# holy crap... I am glad I reasearched.... experiment gone successful



## Jennyinurmouth (Apr 6, 2010)

I made the most odd cross.
If these eggs hatch and I keep them growing nicely...
Spoof my black PK and Sakura my Cambodian VT spawned....
So Sakura was getting bullied in the sorority and I took her out (since I lost Ami to what I think was bullying stress) and placed her with spoof with a divider in between, lo and behold sakura jumped over, while I was gone of all times to do that!
I FREAKED, gah females can jump high.
but when I looked in the bubblenest, I was so amazed, there are little tiny eggs in there.
Now I definitely gotta get on the ball, I have jars and all the feeding stuff from where I was going to try akira and Spoof so no worries.
Microworms, bbs all that good stuff.
I just can't believe it happened so quickly good god.
The eggs are making me speechless, in the bubbles.
Geesh no more experiments for me.... 
Time to get plastic wrap over the tank, this will be hard,.


----------



## Jennyinurmouth (Apr 6, 2010)

well I mean I had been meaning to breed the two, I just didn't expect that.
but I see baby fish eyeballs O.O


----------



## sjones (Apr 28, 2010)

wow! pictures?


----------



## CodeRed (Jun 11, 2009)

Heheh, glad everything worked out okay! It must be a bit rough to start like this! Tank not set up how you want it yet, and so on.


----------



## Jennyinurmouth (Apr 6, 2010)

Oh yeah, I can't get a picture of the eggs in there, it looked like eyeballs, but they were still white eggs, it has only been about 18 hours, I think.
I doubt they will hatch because I spent so much time decreasing the water level so when they hatch they won't fall and not get up... and I basically emptyied the aquiarum without disturbing that side, AND took out the gravel, so I don't know if alll the activity would hurt the hatch rate.
I mean I would rather have clean water for the chance that they DO hatch, than to let them hatch in dirty water, you know?
Spoof is great, he didn't even nip the girl O.O she was perfectly fine.
Yall remember the accident of sppof tearing Akira up O.O
but He is being a GREAT father and under the nest and looking at me so proud.
I hope they do hatch even if I had to do emergency changes...
I am going to feed them infusria and that ghetto rubbed together egg yolk if the microworms don't start working O.O
Jeez...
I am ridicuosly happy though.
This is my first spawn, after like 5 years of reading and reasearching and indescision.


----------



## beta novice (May 9, 2010)

congrats


----------



## Jennyinurmouth (Apr 6, 2010)

hmm it has been 3 days and still nothing but eggs =/


----------



## Alienbetta1 (May 9, 2010)

Congratz can't wait till they hatch!


----------



## Romad (Jun 28, 2009)

Good luck.

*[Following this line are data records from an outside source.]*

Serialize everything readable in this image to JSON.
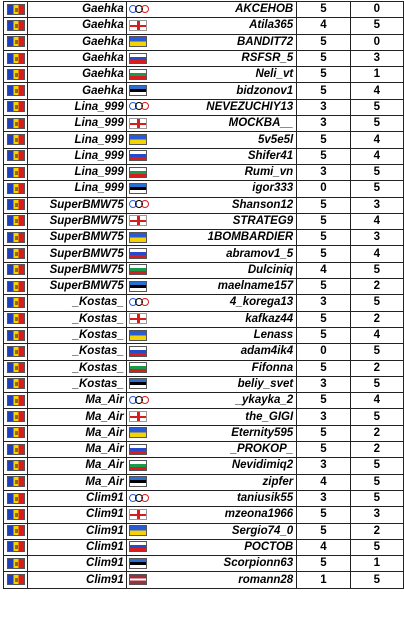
{
  "rows": [
    {
      "p1": "Gaehka",
      "flag2": "olympic",
      "p2": "AKCEHOB",
      "s1": "5",
      "s2": "0"
    },
    {
      "p1": "Gaehka",
      "flag2": "georgia",
      "p2": "Atila365",
      "s1": "4",
      "s2": "5"
    },
    {
      "p1": "Gaehka",
      "flag2": "ukraine",
      "p2": "BANDIT72",
      "s1": "5",
      "s2": "0"
    },
    {
      "p1": "Gaehka",
      "flag2": "russia",
      "p2": "RSFSR_5",
      "s1": "5",
      "s2": "3"
    },
    {
      "p1": "Gaehka",
      "flag2": "bulgaria",
      "p2": "Neli_vt",
      "s1": "5",
      "s2": "1"
    },
    {
      "p1": "Gaehka",
      "flag2": "estonia",
      "p2": "bidzonov1",
      "s1": "5",
      "s2": "4"
    },
    {
      "p1": "Lina_999",
      "flag2": "olympic",
      "p2": "NEVEZUCHIY13",
      "s1": "3",
      "s2": "5"
    },
    {
      "p1": "Lina_999",
      "flag2": "georgia",
      "p2": "MOCKBA__",
      "s1": "3",
      "s2": "5"
    },
    {
      "p1": "Lina_999",
      "flag2": "ukraine",
      "p2": "5v5e5l",
      "s1": "5",
      "s2": "4"
    },
    {
      "p1": "Lina_999",
      "flag2": "russia",
      "p2": "Shifer41",
      "s1": "5",
      "s2": "4"
    },
    {
      "p1": "Lina_999",
      "flag2": "bulgaria",
      "p2": "Rumi_vn",
      "s1": "3",
      "s2": "5"
    },
    {
      "p1": "Lina_999",
      "flag2": "estonia",
      "p2": "igor333",
      "s1": "0",
      "s2": "5"
    },
    {
      "p1": "SuperBMW75",
      "flag2": "olympic",
      "p2": "Shanson12",
      "s1": "5",
      "s2": "3"
    },
    {
      "p1": "SuperBMW75",
      "flag2": "georgia",
      "p2": "STRATEG9",
      "s1": "5",
      "s2": "4"
    },
    {
      "p1": "SuperBMW75",
      "flag2": "ukraine",
      "p2": "1BOMBARDIER",
      "s1": "5",
      "s2": "3"
    },
    {
      "p1": "SuperBMW75",
      "flag2": "russia",
      "p2": "abramov1_5",
      "s1": "5",
      "s2": "4"
    },
    {
      "p1": "SuperBMW75",
      "flag2": "bulgaria",
      "p2": "Dulciniq",
      "s1": "4",
      "s2": "5"
    },
    {
      "p1": "SuperBMW75",
      "flag2": "estonia",
      "p2": "maelname157",
      "s1": "5",
      "s2": "2"
    },
    {
      "p1": "_Kostas_",
      "flag2": "olympic",
      "p2": "4_korega13",
      "s1": "3",
      "s2": "5"
    },
    {
      "p1": "_Kostas_",
      "flag2": "georgia",
      "p2": "kafkaz44",
      "s1": "5",
      "s2": "2"
    },
    {
      "p1": "_Kostas_",
      "flag2": "ukraine",
      "p2": "Lenass",
      "s1": "5",
      "s2": "4"
    },
    {
      "p1": "_Kostas_",
      "flag2": "russia",
      "p2": "adam4ik4",
      "s1": "0",
      "s2": "5"
    },
    {
      "p1": "_Kostas_",
      "flag2": "bulgaria",
      "p2": "Fifonna",
      "s1": "5",
      "s2": "2"
    },
    {
      "p1": "_Kostas_",
      "flag2": "estonia",
      "p2": "beliy_svet",
      "s1": "3",
      "s2": "5"
    },
    {
      "p1": "Ma_Air",
      "flag2": "olympic",
      "p2": "_ykayka_2",
      "s1": "5",
      "s2": "4"
    },
    {
      "p1": "Ma_Air",
      "flag2": "georgia",
      "p2": "the_GIGI",
      "s1": "3",
      "s2": "5"
    },
    {
      "p1": "Ma_Air",
      "flag2": "ukraine",
      "p2": "Eternity595",
      "s1": "5",
      "s2": "2"
    },
    {
      "p1": "Ma_Air",
      "flag2": "russia",
      "p2": "_PROKOP_",
      "s1": "5",
      "s2": "2"
    },
    {
      "p1": "Ma_Air",
      "flag2": "bulgaria",
      "p2": "Nevidimiq2",
      "s1": "3",
      "s2": "5"
    },
    {
      "p1": "Ma_Air",
      "flag2": "estonia",
      "p2": "zipfer",
      "s1": "4",
      "s2": "5"
    },
    {
      "p1": "Clim91",
      "flag2": "olympic",
      "p2": "taniusik55",
      "s1": "3",
      "s2": "5"
    },
    {
      "p1": "Clim91",
      "flag2": "georgia",
      "p2": "mzeona1966",
      "s1": "5",
      "s2": "3"
    },
    {
      "p1": "Clim91",
      "flag2": "ukraine",
      "p2": "Sergio74_0",
      "s1": "5",
      "s2": "2"
    },
    {
      "p1": "Clim91",
      "flag2": "russia",
      "p2": "POCTOB",
      "s1": "4",
      "s2": "5"
    },
    {
      "p1": "Clim91",
      "flag2": "estonia",
      "p2": "Scorpionn63",
      "s1": "5",
      "s2": "1"
    },
    {
      "p1": "Clim91",
      "flag2": "latvia",
      "p2": "romann28",
      "s1": "1",
      "s2": "5"
    }
  ]
}
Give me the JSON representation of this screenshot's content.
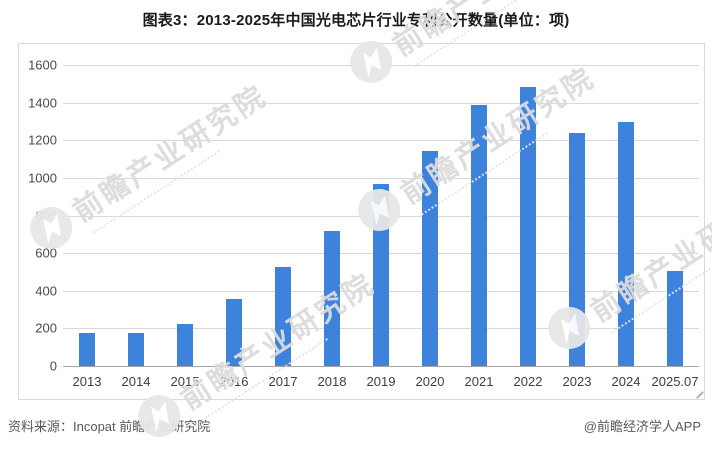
{
  "title": "图表3：2013-2025年中国光电芯片行业专利公开数量(单位：项)",
  "footer": {
    "source": "资料来源：Incopat 前瞻产业研究院",
    "credit": "@前瞻经济学人APP"
  },
  "watermark": {
    "text": "前瞻产业研究院"
  },
  "colors": {
    "bar": "#3D82DB",
    "gridline": "#D9D9D9",
    "axis_line": "#A6A6A6",
    "tick_label": "#4A4A4A",
    "box_border": "#D9D9D9",
    "watermark": "#DCDCDC"
  },
  "chart_data": {
    "type": "bar",
    "title": "图表3：2013-2025年中国光电芯片行业专利公开数量(单位：项)",
    "categories": [
      "2013",
      "2014",
      "2015",
      "2016",
      "2017",
      "2018",
      "2019",
      "2020",
      "2021",
      "2022",
      "2023",
      "2024",
      "2025.07"
    ],
    "values": [
      175,
      175,
      225,
      355,
      525,
      720,
      970,
      1145,
      1385,
      1485,
      1240,
      1295,
      505
    ],
    "xlabel": "",
    "ylabel": "",
    "unit": "项",
    "ylim": [
      0,
      1600
    ],
    "ytick_interval": 200,
    "yticks": [
      0,
      200,
      400,
      600,
      800,
      1000,
      1200,
      1400,
      1600
    ],
    "grid": true,
    "legend": false,
    "bar_color": "#3D82DB"
  }
}
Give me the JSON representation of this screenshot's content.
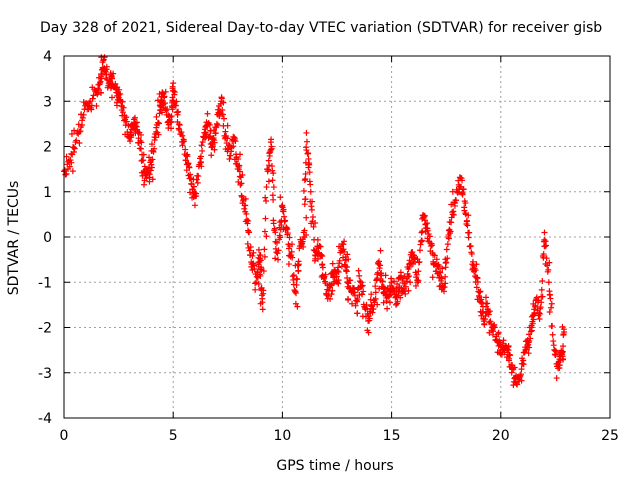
{
  "chart_data": {
    "type": "scatter",
    "title": "Day 328 of 2021, Sidereal Day-to-day VTEC variation (SDTVAR) for receiver gisb",
    "xlabel": "GPS time / hours",
    "ylabel": "SDTVAR / TECUs",
    "xlim": [
      0,
      25
    ],
    "ylim": [
      -4,
      4
    ],
    "x_ticks": [
      "0",
      "5",
      "10",
      "15",
      "20",
      "25"
    ],
    "y_ticks": [
      "-4",
      "-3",
      "-2",
      "-1",
      "0",
      "1",
      "2",
      "3",
      "4"
    ],
    "grid": true,
    "marker": "+",
    "color": "#ff0000",
    "series": [
      {
        "name": "SDTVAR",
        "points": [
          [
            0.0,
            1.45
          ],
          [
            0.3,
            1.7
          ],
          [
            0.6,
            2.3
          ],
          [
            0.9,
            2.7
          ],
          [
            1.2,
            3.0
          ],
          [
            1.5,
            3.2
          ],
          [
            1.7,
            3.6
          ],
          [
            1.8,
            3.9
          ],
          [
            2.0,
            3.3
          ],
          [
            2.2,
            3.5
          ],
          [
            2.4,
            3.3
          ],
          [
            2.6,
            3.0
          ],
          [
            2.8,
            2.6
          ],
          [
            3.0,
            2.2
          ],
          [
            3.2,
            2.6
          ],
          [
            3.4,
            2.3
          ],
          [
            3.6,
            1.7
          ],
          [
            3.8,
            1.4
          ],
          [
            4.0,
            1.6
          ],
          [
            4.2,
            2.2
          ],
          [
            4.4,
            2.8
          ],
          [
            4.5,
            3.2
          ],
          [
            4.7,
            2.7
          ],
          [
            4.9,
            2.4
          ],
          [
            5.0,
            3.4
          ],
          [
            5.2,
            2.7
          ],
          [
            5.4,
            2.1
          ],
          [
            5.6,
            1.8
          ],
          [
            5.8,
            1.3
          ],
          [
            6.0,
            0.9
          ],
          [
            6.2,
            1.6
          ],
          [
            6.4,
            2.2
          ],
          [
            6.6,
            2.5
          ],
          [
            6.8,
            2.0
          ],
          [
            7.0,
            2.5
          ],
          [
            7.2,
            3.0
          ],
          [
            7.4,
            2.2
          ],
          [
            7.6,
            1.8
          ],
          [
            7.8,
            2.2
          ],
          [
            8.0,
            1.5
          ],
          [
            8.2,
            0.8
          ],
          [
            8.4,
            0.3
          ],
          [
            8.6,
            -0.6
          ],
          [
            8.8,
            -1.0
          ],
          [
            9.0,
            -0.4
          ],
          [
            9.1,
            -1.6
          ],
          [
            9.3,
            1.5
          ],
          [
            9.5,
            2.0
          ],
          [
            9.6,
            0.3
          ],
          [
            9.8,
            -0.5
          ],
          [
            10.0,
            0.7
          ],
          [
            10.2,
            0.2
          ],
          [
            10.4,
            -0.4
          ],
          [
            10.6,
            -1.2
          ],
          [
            10.8,
            -0.2
          ],
          [
            11.0,
            0.0
          ],
          [
            11.1,
            2.3
          ],
          [
            11.3,
            1.0
          ],
          [
            11.5,
            -0.4
          ],
          [
            11.7,
            -0.2
          ],
          [
            11.9,
            -0.9
          ],
          [
            12.1,
            -1.3
          ],
          [
            12.3,
            -0.8
          ],
          [
            12.5,
            -1.0
          ],
          [
            12.7,
            -0.3
          ],
          [
            12.9,
            -0.5
          ],
          [
            13.0,
            -1.0
          ],
          [
            13.2,
            -1.2
          ],
          [
            13.4,
            -1.4
          ],
          [
            13.6,
            -1.0
          ],
          [
            13.8,
            -1.6
          ],
          [
            14.0,
            -1.8
          ],
          [
            14.2,
            -1.4
          ],
          [
            14.4,
            -0.6
          ],
          [
            14.6,
            -1.1
          ],
          [
            14.8,
            -1.3
          ],
          [
            15.0,
            -1.0
          ],
          [
            15.2,
            -1.5
          ],
          [
            15.4,
            -0.9
          ],
          [
            15.6,
            -1.2
          ],
          [
            15.8,
            -0.6
          ],
          [
            16.0,
            -0.4
          ],
          [
            16.2,
            -1.0
          ],
          [
            16.4,
            0.4
          ],
          [
            16.6,
            0.2
          ],
          [
            16.8,
            -0.2
          ],
          [
            17.0,
            -0.6
          ],
          [
            17.2,
            -0.9
          ],
          [
            17.4,
            -1.2
          ],
          [
            17.6,
            0.0
          ],
          [
            17.8,
            0.5
          ],
          [
            18.0,
            1.0
          ],
          [
            18.2,
            1.3
          ],
          [
            18.4,
            0.5
          ],
          [
            18.6,
            -0.2
          ],
          [
            18.8,
            -0.7
          ],
          [
            19.0,
            -1.3
          ],
          [
            19.2,
            -1.8
          ],
          [
            19.4,
            -1.6
          ],
          [
            19.6,
            -2.0
          ],
          [
            19.8,
            -2.2
          ],
          [
            20.0,
            -2.5
          ],
          [
            20.2,
            -2.4
          ],
          [
            20.4,
            -2.6
          ],
          [
            20.6,
            -3.2
          ],
          [
            20.8,
            -3.1
          ],
          [
            21.0,
            -2.8
          ],
          [
            21.2,
            -2.3
          ],
          [
            21.4,
            -2.0
          ],
          [
            21.6,
            -1.4
          ],
          [
            21.8,
            -1.7
          ],
          [
            22.0,
            0.1
          ],
          [
            22.2,
            -1.0
          ],
          [
            22.4,
            -2.3
          ],
          [
            22.6,
            -2.8
          ],
          [
            22.8,
            -2.6
          ],
          [
            22.9,
            -2.1
          ]
        ]
      }
    ]
  }
}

Hope they hatch!


----------



## Sarada (May 11, 2010)

Exciting, hope it works.


----------



## Alexanderismylife (Jun 14, 2010)

Exciteing!!! Can't wait to see the fry!


----------



## Jennyinurmouth (Apr 6, 2010)

Nothing is happening O.O jeez I don't think they are... I don't see anything but little eggs with little dark spots


----------



## sjones (Apr 28, 2010)

well? any news


----------



## Alienbetta1 (May 9, 2010)

*Gasp*I hope there okay.


----------



## Jennyinurmouth (Apr 6, 2010)

No after all this time I doubt they will hatch >.<


----------



## Terranariko (May 6, 2010)

Jennyinurmouth said:


> No after all this time I doubt they will hatch >.<


Just let em be, out of all the eggs at least one will hatch hopefully.

and if they do hatch, take some pictures. XD


----------